まだまだ苦しい状態は続くでしょうが、それだけに夢を持ってやっていきたい。私たちはバブル世代で、若い頃はずいぶん遊んだし、消費もしてきました。だからエネルギーがあるんです。バブルの恩恵を受けた世代が発想も広げ、消費も引っ張らなければと思い、多くのことに取り組んでいます。それが私の挑戦ですね。
目からウロコ
バブル崩壊以来、中小のみならず多くの大企業が経営破たんして、GDPは中国に抜かれ3位転落、デフレ経済での価格破壊・・・。
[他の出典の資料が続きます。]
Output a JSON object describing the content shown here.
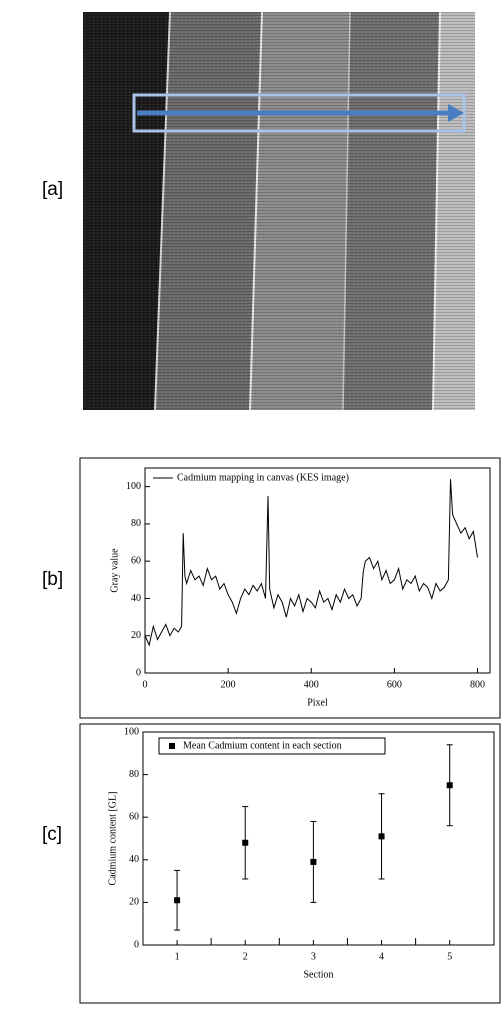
{
  "image_panel": {
    "label": "[a]"
  },
  "chart_data": [
    {
      "type": "line",
      "label": "[b]",
      "xlabel": "Pixel",
      "ylabel": "Gray value",
      "xlim": [
        0,
        830
      ],
      "ylim": [
        0,
        110
      ],
      "xticks": [
        0,
        200,
        400,
        600,
        800
      ],
      "yticks": [
        0,
        20,
        40,
        60,
        80,
        100
      ],
      "legend": "top-left",
      "x": [
        0,
        10,
        20,
        30,
        40,
        50,
        60,
        70,
        80,
        88,
        92,
        96,
        100,
        110,
        120,
        130,
        140,
        150,
        160,
        170,
        180,
        190,
        200,
        210,
        220,
        230,
        240,
        250,
        260,
        270,
        280,
        290,
        296,
        300,
        310,
        320,
        330,
        340,
        350,
        360,
        370,
        380,
        390,
        400,
        410,
        420,
        430,
        440,
        450,
        460,
        470,
        480,
        490,
        500,
        510,
        520,
        525,
        530,
        540,
        550,
        560,
        570,
        580,
        590,
        600,
        610,
        620,
        630,
        640,
        650,
        660,
        670,
        680,
        690,
        700,
        710,
        720,
        730,
        735,
        740,
        750,
        760,
        770,
        780,
        790,
        800
      ],
      "series": [
        {
          "name": "Cadmium mapping in canvas (KES image)",
          "color": "#000000",
          "values": [
            20,
            15,
            25,
            18,
            22,
            26,
            20,
            24,
            22,
            25,
            75,
            52,
            48,
            55,
            50,
            52,
            47,
            56,
            50,
            52,
            45,
            48,
            42,
            38,
            32,
            40,
            45,
            42,
            47,
            44,
            48,
            40,
            95,
            45,
            35,
            42,
            38,
            30,
            40,
            36,
            42,
            33,
            40,
            38,
            35,
            44,
            38,
            40,
            34,
            42,
            38,
            45,
            40,
            42,
            36,
            40,
            54,
            60,
            62,
            56,
            60,
            50,
            55,
            48,
            50,
            56,
            45,
            50,
            48,
            52,
            44,
            48,
            46,
            40,
            48,
            44,
            46,
            50,
            104,
            85,
            80,
            75,
            78,
            72,
            76,
            62
          ]
        }
      ]
    },
    {
      "type": "scatter",
      "label": "[c]",
      "xlabel": "Section",
      "ylabel": "Cadmium content [GL]",
      "xlim": [
        0.5,
        5.65
      ],
      "ylim": [
        0,
        100
      ],
      "xticks": [
        1,
        2,
        3,
        4,
        5
      ],
      "xminorticks": [
        1.5,
        2.5,
        3.5,
        4.5
      ],
      "yticks": [
        0,
        20,
        40,
        60,
        80,
        100
      ],
      "legend": "top-left",
      "x": [
        1,
        2,
        3,
        4,
        5
      ],
      "series": [
        {
          "name": "Mean Cadmium content in each section",
          "color": "#000000",
          "values": [
            21,
            48,
            39,
            51,
            75
          ],
          "errors": [
            14,
            17,
            19,
            20,
            19
          ]
        }
      ]
    }
  ]
}
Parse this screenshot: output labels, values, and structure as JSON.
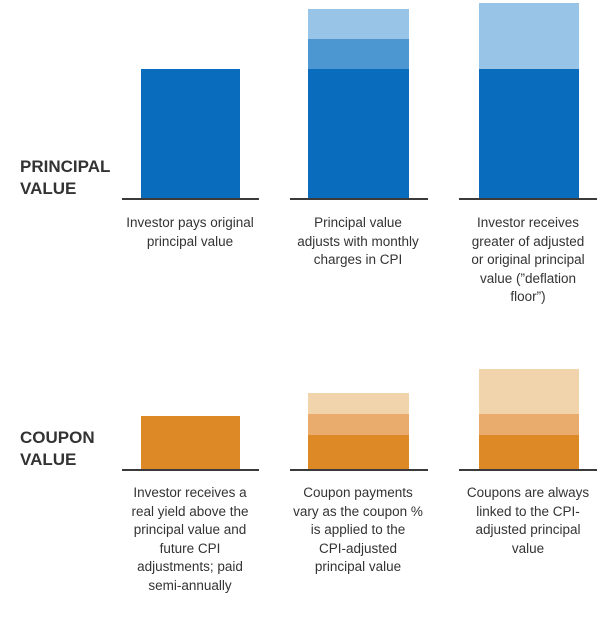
{
  "colors": {
    "principal_dark": "#0a6cbd",
    "principal_mid": "#4c96d2",
    "principal_light": "#98c5e7",
    "coupon_dark": "#dd8a26",
    "coupon_mid": "#e9ac6c",
    "coupon_light": "#f2d4ac",
    "baseline": "#3a3a3a",
    "text": "#333333"
  },
  "rows": [
    {
      "label_lines": [
        "PRINCIPAL",
        "VALUE"
      ],
      "columns": [
        {
          "segments": [
            {
              "shade": "dark",
              "value": 1.0
            }
          ],
          "caption_lines": [
            "Investor pays original",
            "principal value"
          ]
        },
        {
          "segments": [
            {
              "shade": "dark",
              "value": 1.0
            },
            {
              "shade": "mid",
              "value": 0.23
            },
            {
              "shade": "light",
              "value": 0.23
            }
          ],
          "caption_lines": [
            "Principal value",
            "adjusts with monthly",
            "charges in CPI"
          ]
        },
        {
          "segments": [
            {
              "shade": "dark",
              "value": 1.0
            },
            {
              "shade": "light",
              "value": 0.51
            }
          ],
          "caption_lines": [
            "Investor receives",
            "greater of adjusted",
            "or original principal",
            "value (”deflation",
            "floor”)"
          ]
        }
      ]
    },
    {
      "label_lines": [
        "COUPON",
        "VALUE"
      ],
      "columns": [
        {
          "segments": [
            {
              "shade": "dark",
              "value": 1.0
            }
          ],
          "caption_lines": [
            "Investor receives a",
            "real yield above the",
            "principal value and",
            "future CPI",
            "adjustments; paid",
            "semi-annually"
          ]
        },
        {
          "segments": [
            {
              "shade": "dark",
              "value": 0.65
            },
            {
              "shade": "mid",
              "value": 0.4
            },
            {
              "shade": "light",
              "value": 0.4
            }
          ],
          "caption_lines": [
            "Coupon payments",
            "vary as the coupon %",
            "is applied to the",
            "CPI-adjusted",
            "principal value"
          ]
        },
        {
          "segments": [
            {
              "shade": "dark",
              "value": 0.65
            },
            {
              "shade": "mid",
              "value": 0.4
            },
            {
              "shade": "light",
              "value": 0.85
            }
          ],
          "caption_lines": [
            "Coupons are always",
            "linked to the CPI-",
            "adjusted principal",
            "value"
          ]
        }
      ]
    }
  ]
}
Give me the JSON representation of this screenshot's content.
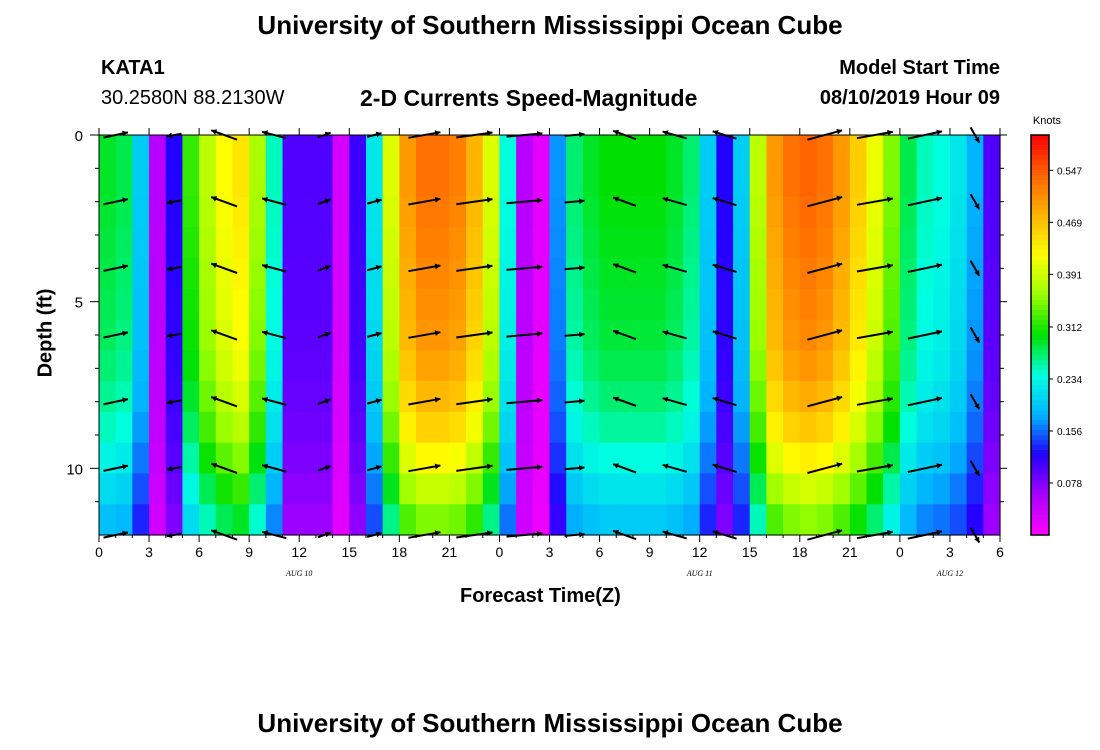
{
  "header": {
    "title": "University of Southern Mississippi Ocean Cube",
    "station": "KATA1",
    "coordinates": "30.2580N 88.2130W",
    "subtitle": "2-D Currents Speed-Magnitude",
    "model_start_label": "Model Start Time",
    "model_start_value": "08/10/2019 Hour 09"
  },
  "footer": {
    "title": "University of Southern Mississippi Ocean Cube"
  },
  "chart_data": {
    "type": "heatmap",
    "title": "2-D Currents Speed-Magnitude",
    "xlabel": "Forecast Time(Z)",
    "ylabel": "Depth (ft)",
    "x_tick_labels": [
      "0",
      "3",
      "6",
      "9",
      "12",
      "15",
      "18",
      "21",
      "0",
      "3",
      "6",
      "9",
      "12",
      "15",
      "18",
      "21",
      "0",
      "3",
      "6"
    ],
    "x_range_hours": [
      0,
      54
    ],
    "date_labels": [
      {
        "label": "AUG 10",
        "hour": 12
      },
      {
        "label": "AUG 11",
        "hour": 36
      },
      {
        "label": "AUG 12",
        "hour": 51
      }
    ],
    "y_tick_labels": [
      "0",
      "5",
      "10"
    ],
    "y_ticks": [
      0,
      5,
      10
    ],
    "y_range_ft": [
      0,
      12
    ],
    "colorbar": {
      "label": "Knots",
      "ticks": [
        "0.547",
        "0.469",
        "0.391",
        "0.312",
        "0.234",
        "0.156",
        "0.078"
      ],
      "tick_values": [
        0.547,
        0.469,
        0.391,
        0.312,
        0.234,
        0.156,
        0.078
      ],
      "range": [
        0,
        0.6
      ],
      "colors": [
        "#ff00ff",
        "#aa00ff",
        "#2200ff",
        "#00b4ff",
        "#00ffe0",
        "#00e000",
        "#9aff00",
        "#ffff00",
        "#ffb400",
        "#ff6400",
        "#ff0000"
      ]
    },
    "surface_speed_knots": [
      0.29,
      0.28,
      0.2,
      0.05,
      0.12,
      0.32,
      0.38,
      0.42,
      0.44,
      0.37,
      0.25,
      0.1,
      0.1,
      0.1,
      0.03,
      0.11,
      0.22,
      0.4,
      0.5,
      0.53,
      0.53,
      0.52,
      0.48,
      0.4,
      0.24,
      0.05,
      0.02,
      0.17,
      0.27,
      0.29,
      0.3,
      0.3,
      0.3,
      0.3,
      0.29,
      0.27,
      0.2,
      0.12,
      0.2,
      0.38,
      0.5,
      0.53,
      0.54,
      0.53,
      0.5,
      0.46,
      0.41,
      0.35,
      0.28,
      0.25,
      0.24,
      0.22,
      0.18,
      0.1
    ],
    "depth_speed_factors": [
      1.0,
      1.0,
      0.99,
      0.98,
      0.97,
      0.96,
      0.95,
      0.93,
      0.9,
      0.86,
      0.8,
      0.73,
      0.66
    ],
    "vector_rows_ft": [
      0,
      2,
      4,
      6,
      8,
      10,
      12
    ],
    "vector_columns_hours": [
      1,
      4.5,
      7.5,
      10.5,
      13.5,
      16.5,
      19.5,
      22.5,
      25.5,
      28.5,
      31.5,
      34.5,
      37.5,
      43.5,
      46.5,
      49.5,
      52.5
    ],
    "vector_angles_deg": [
      -12,
      170,
      200,
      195,
      -20,
      -15,
      -10,
      -8,
      -5,
      -5,
      200,
      196,
      197,
      -15,
      -10,
      -12,
      60
    ],
    "vector_lengths_knots": [
      0.3,
      0.1,
      0.35,
      0.3,
      0.07,
      0.1,
      0.45,
      0.53,
      0.52,
      0.2,
      0.29,
      0.3,
      0.3,
      0.52,
      0.53,
      0.5,
      0.15
    ]
  }
}
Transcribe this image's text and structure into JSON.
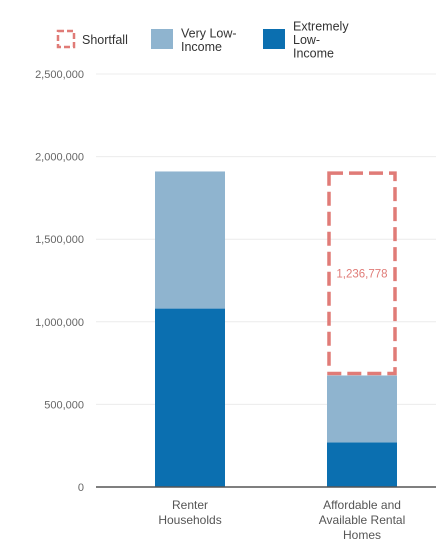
{
  "chart_data": {
    "type": "bar",
    "stacked": true,
    "categories": [
      [
        "Renter",
        "Households"
      ],
      [
        "Affordable and",
        "Available Rental",
        "Homes"
      ]
    ],
    "series": [
      {
        "name": [
          "Extremely",
          "Low-",
          "Income"
        ],
        "values": [
          1080000,
          270000
        ],
        "color": "#0b6fb0"
      },
      {
        "name": [
          "Very Low-",
          "Income"
        ],
        "values": [
          830000,
          405000
        ],
        "color": "#8fb4cf"
      },
      {
        "name": [
          "Shortfall"
        ],
        "values": [
          0,
          1236778
        ],
        "color": "#e07b77",
        "style": "dashed-outline"
      }
    ],
    "annotations": [
      {
        "category_index": 1,
        "series": "Shortfall",
        "text": "1,236,778"
      }
    ],
    "ylim": [
      0,
      2500000
    ],
    "yticks": [
      "0",
      "500,000",
      "1,000,000",
      "1,500,000",
      "2,000,000",
      "2,500,000"
    ],
    "ytick_values": [
      0,
      500000,
      1000000,
      1500000,
      2000000,
      2500000
    ],
    "legend_position": "top",
    "grid": true
  }
}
企業は経営効率を高めるために交際費などの経費削減に走る強い逆風の中で、クラブという業態で生き残っていくことの難度の高さは、容易に想像できる。時代の変化に合わせてほどほどの品質で安めに、というキャバクラのような道を選ぶことは簡単だろうが、白坂さんは従来のスタイルにこだわり妥協しない。それは自己の利益だけでなく、まさに頻繁にコメントにも出たように「銀座の文化を守る」という戦いを選んだからだろう。私も若いころ勤めていた会社が銀座にあったので、その地域が持つ魅力は、確かに他の地域とは全く違うと感じていた。昼はブランド店や老舗店の買い物客でにぎわい、夜は接待やプライベートで多くのビジネスマンなどでにぎわう。一流の店には有力者が集い、そこに行くことが一流の証のような認識があった。それは確かにひとつの文化といえる。そんな場で根を張ってきた白坂さんだからこそ、文化を守る戦いに挑むのだろう。自らの店を繁盛させるだけでなく、銀座という街全体を活性化するために、協会の理事や社会活動にも積極的に取り組む。多くの経営者は苦しい環境でも文化を守る気概と持ち、地域活動に取り組むその姿勢を参考にするべきだ。そのような活動が最終的に自らの事業を発展させ、文化の継承というビジョンを達成するための原動力になるはずだから。